Cada otoño es diferente pero todos me recuerdan a aquel otoño.
Éramos jóvenes, nos guiábamos más por el olfato que otra cosa. Así enseguida te encontré, con tu pelo rojizo algo desgreñado, en la puerta de la carnicería. Ibas al mercado para soñar con sus deliciosas mercancías, inalcanzables para los de nuestra clase.

—¿Tenés algo que hacer?
—Ahora que viniste no —dijiste pícara.
—Vamos a la plaza, hay feria de comidas. En una de esas nos dan algo.

Por el camino, marcamos un árbol con nuestros nombres y saludamos al flaco Fido que presumía una cadena dorada con su nombre.

En la plaza, fue llegar y oler: hamburguesas, panchos, chorizos...nos daban ganas de aullar de gusto.
Nos acercamos a un puesto de choris con nuestra ensayada cara de lástima, orientando la cabeza hacia el humo. Cada vez más cerca, más cerquita.

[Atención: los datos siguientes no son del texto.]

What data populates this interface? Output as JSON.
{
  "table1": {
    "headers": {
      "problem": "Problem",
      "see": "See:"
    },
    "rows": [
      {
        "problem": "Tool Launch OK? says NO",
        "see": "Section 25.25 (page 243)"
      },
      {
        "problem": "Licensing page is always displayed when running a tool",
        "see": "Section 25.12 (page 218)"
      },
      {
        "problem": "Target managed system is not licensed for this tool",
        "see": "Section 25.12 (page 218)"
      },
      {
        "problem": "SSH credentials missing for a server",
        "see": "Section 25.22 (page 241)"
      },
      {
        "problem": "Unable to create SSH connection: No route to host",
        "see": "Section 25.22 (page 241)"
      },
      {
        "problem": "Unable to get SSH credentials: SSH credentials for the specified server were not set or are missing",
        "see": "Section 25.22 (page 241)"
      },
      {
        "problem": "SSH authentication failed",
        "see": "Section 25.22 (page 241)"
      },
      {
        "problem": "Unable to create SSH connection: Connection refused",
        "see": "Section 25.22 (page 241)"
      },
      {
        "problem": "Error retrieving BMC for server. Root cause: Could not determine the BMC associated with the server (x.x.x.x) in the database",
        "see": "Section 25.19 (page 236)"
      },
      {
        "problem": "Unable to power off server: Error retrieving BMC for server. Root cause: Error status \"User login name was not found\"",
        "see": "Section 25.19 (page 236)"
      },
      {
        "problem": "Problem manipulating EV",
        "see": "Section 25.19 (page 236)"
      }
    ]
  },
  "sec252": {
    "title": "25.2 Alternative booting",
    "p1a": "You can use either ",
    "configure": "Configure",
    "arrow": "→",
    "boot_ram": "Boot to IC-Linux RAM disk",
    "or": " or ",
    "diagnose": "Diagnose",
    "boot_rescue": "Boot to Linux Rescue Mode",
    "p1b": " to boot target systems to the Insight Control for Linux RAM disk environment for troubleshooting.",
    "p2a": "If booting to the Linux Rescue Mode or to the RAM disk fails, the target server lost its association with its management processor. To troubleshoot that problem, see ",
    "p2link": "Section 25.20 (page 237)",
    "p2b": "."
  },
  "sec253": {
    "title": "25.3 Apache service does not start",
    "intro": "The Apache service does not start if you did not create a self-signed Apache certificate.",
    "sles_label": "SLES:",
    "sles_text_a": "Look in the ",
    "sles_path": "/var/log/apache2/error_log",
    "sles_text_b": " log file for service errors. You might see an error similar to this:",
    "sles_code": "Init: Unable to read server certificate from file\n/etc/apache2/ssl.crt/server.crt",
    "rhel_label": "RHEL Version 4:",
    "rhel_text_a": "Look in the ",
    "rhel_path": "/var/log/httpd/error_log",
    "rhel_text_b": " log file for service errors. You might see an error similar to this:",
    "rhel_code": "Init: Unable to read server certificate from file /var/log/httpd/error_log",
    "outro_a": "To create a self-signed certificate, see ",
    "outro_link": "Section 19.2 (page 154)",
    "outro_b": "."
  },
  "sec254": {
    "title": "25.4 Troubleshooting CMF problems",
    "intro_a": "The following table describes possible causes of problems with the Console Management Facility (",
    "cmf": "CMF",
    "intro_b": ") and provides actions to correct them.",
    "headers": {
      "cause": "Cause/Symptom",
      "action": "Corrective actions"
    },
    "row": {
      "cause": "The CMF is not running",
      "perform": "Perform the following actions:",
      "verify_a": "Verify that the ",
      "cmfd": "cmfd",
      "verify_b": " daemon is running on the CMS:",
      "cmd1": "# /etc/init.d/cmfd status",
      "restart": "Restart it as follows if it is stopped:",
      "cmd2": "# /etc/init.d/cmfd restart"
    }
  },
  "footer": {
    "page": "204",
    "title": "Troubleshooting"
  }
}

Todo sucedió en un segundo. El vendedor quiso alejarte de una patada. Vos aprovecháste para robarle un chorizo y correr. A cruzar la maldita avenida. ¡No! Todavía huelo la goma quemada de las llantas del camión. Ahí quedó tu cuerpo, desangelado; y mi desesperación y la gente alrededor, solo por un rato. 

¡Basta!, ya es suficiente.
Soy Ricardo, escribo esto desde el taller literario de la cárcel. El otoño siempre me recuerda a Gaby.